Auf einmal ist die Mine im Dorf

Mit dieser Situation sehen sich viele kleine Gemeinden in ganz Peru konfrontiert. Wie damit umgehen ? Susana Anderegg von der Schweizer NRO „bergbau menschen rechte“ gibt Kurse in Verhandlungsführung für vom Bergbau betroffenen Gemeinden in Cusco und Apurimac. InfoPeru hat sie zu ihrer Arbeit befragt.

InfoPeru: In welcher Situation befinden sich die Gemeinden, in denen Du Kurse gibst und wer nimmt an den Kursen teil?

Anderegg: Es nehmen Führungspersönlichkeiten aus den Dörfern teil, gewählte Bürgermeister und Gemeinderäte oder Vertreter und Vertretinnen von Basisorganisationen wie den Bauernverbänden. Meist sind es Dörfer, in denen Probebohrungen mit einer Explorationsgenehmigung durchgeführt werden. Das heisst, es tauchen Bergbaufirmen mit ihren Bohrgeräten auf, sie erstellen ihre Plattformen und machen Probebohrungen, um den Erzgehalt eines Geländes zu bestimmen. Und danach entscheiden sie, ob es sich für sie lohnt, an dem Ort eine Mine aufzumachen.

InfoPeru: wie erfahren die Dörfer davon, dass bei ihnen gebohrt wird?

Anderegg: Vorher kommt Vertreter der Bergbaufirma, der für die Beziehung zur Bevölkerug zuständig ist. Ohne die Zustimmung der Gemeinde dürfen die Firmen keine Probebohrungen machen – deswegen versprechen sie der Bevölkerung z.Bsp. Arbeitsplätze,einen Beitrag zum Dorffest, den Bau eines Gemeindegebäudes und ähnliches. Für die Vertragsunterzeichnung – die Gemeinde muss der Bohrung schriftlich zustimmen – bringen die Firmen oft ihre eigenen Anwälte mit.

Allerdings ist in den Verträgen kein Betrag für eine Pacht für das Bohrungsgelände enthalten und auch keine Entschädigung, wenn die Bohrung Schäden hinterläst.

InfoPeru: Was befürchten die Menschen, die zu Deinen Kursen kommen?

Anderegg: Die grösste Sorge ist die Umweltverschmutzung und die Angst, bei den Verhandlungen den Kürzeren zu ziehen. Ihre Armut macht die Menschen verletztlich und kann sie dazu bringen, etwas zu unterschreiben, was sie eigentlich gar nicht wollen. Sie verfügen in der Regel nicht über die nötigen Informationen, um auf gleicher Augenhöhe zu verhandeln.

Ein Problem ist auch, dass die Minen nur diejenigen Gemeinden zu ihrem Einflussgebiet zählen, deren Gebiete sie aufkaufen wollen. Die Definition als Einflussgebiet einer Mine bestimmt die Zuwendungen an die jeweiligen Dörfer. Aber oft sind Dörfer, die nicht als Einflussgebiet ausgewiesen sind, genauso oder mehr betroffen von den Umweltverschmutzungen.

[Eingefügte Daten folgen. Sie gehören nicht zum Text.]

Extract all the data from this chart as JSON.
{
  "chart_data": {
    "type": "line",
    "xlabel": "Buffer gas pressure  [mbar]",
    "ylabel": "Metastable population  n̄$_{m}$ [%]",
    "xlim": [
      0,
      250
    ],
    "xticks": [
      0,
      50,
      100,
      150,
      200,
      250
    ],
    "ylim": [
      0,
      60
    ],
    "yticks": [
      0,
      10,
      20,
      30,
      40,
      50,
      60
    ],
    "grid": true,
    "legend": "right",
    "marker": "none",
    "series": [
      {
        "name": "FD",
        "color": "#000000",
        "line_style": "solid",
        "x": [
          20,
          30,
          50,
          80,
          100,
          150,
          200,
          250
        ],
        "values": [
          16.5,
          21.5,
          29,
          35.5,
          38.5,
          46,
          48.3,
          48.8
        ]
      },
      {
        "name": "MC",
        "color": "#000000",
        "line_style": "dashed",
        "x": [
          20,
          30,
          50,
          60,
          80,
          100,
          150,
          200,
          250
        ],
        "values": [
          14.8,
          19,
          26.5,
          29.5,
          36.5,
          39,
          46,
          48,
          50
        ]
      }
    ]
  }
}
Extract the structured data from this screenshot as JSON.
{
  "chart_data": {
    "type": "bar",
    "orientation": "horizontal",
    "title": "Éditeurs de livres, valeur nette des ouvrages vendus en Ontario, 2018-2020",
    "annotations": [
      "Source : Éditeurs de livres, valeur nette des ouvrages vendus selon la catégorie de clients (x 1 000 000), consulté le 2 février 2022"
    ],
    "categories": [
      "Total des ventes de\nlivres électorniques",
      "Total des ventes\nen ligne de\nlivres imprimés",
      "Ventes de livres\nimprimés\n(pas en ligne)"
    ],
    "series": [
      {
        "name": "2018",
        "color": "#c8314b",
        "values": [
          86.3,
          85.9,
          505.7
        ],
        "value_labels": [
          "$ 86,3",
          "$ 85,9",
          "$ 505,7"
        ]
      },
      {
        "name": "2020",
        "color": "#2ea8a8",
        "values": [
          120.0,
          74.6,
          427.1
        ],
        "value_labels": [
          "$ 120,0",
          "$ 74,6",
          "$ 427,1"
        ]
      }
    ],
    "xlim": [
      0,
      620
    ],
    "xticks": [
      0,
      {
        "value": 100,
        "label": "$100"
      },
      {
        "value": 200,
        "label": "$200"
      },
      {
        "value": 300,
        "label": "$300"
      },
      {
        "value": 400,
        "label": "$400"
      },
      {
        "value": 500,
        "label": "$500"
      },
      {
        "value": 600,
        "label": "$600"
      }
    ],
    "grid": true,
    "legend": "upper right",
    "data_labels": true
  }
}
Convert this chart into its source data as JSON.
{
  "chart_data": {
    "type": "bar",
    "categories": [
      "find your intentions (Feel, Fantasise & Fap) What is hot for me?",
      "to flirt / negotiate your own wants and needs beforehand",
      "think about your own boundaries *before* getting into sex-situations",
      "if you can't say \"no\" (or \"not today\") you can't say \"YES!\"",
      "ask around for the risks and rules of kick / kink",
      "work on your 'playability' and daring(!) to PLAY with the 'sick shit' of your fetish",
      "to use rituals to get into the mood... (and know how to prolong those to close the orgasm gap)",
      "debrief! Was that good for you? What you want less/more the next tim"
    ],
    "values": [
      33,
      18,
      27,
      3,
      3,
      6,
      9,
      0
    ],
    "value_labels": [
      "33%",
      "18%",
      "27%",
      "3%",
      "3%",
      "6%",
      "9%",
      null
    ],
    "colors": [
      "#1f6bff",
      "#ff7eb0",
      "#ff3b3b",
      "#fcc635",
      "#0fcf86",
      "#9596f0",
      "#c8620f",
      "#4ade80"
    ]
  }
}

InfoPeru: Du kennst die Situation der ländlichen Gemeinden angesichts des Bergbaus in Peru seit vielen Jahren. Hat sich da irgendwas zum Besseren gewendet?

Anderegg: Es gibt ein paar Fortschritte. So ist es heute nicht mehr möglich, den Bauern das Land zu einem absolut unterbewerteten Preis abzuluchsten, wie das vor 20 Jahren noch Yanacocha in Cajamarca getan hat – was noch nicht bedeutet, dass die bezahlten Preise wirklich angemessen sind. Auch werden die internationalen Standards bei Umsiedlungen eher eingehalten. Weniger Fortschritte sehe ich bei der Umweltgesetzgebung und der staatlichen Umweltaufsicht. Solange das Bergbauministerium da führend ist und nicht das Umweltministerium, werden die Menschen wenig Vertrauen haben. Und die jüngsten Massnahmen zur Ankurbelung der Konjunktur (“paquetazos“) haben die Umweltauflagen nochmal eingeschränkt.

In den grossen Städten sehe ich sehr wohl, dass sich die Situation durch die Einnahmen vom Bergbau auch positiv verändert hat, aber auf dem Land ist davon doch sehr wenig angekommen.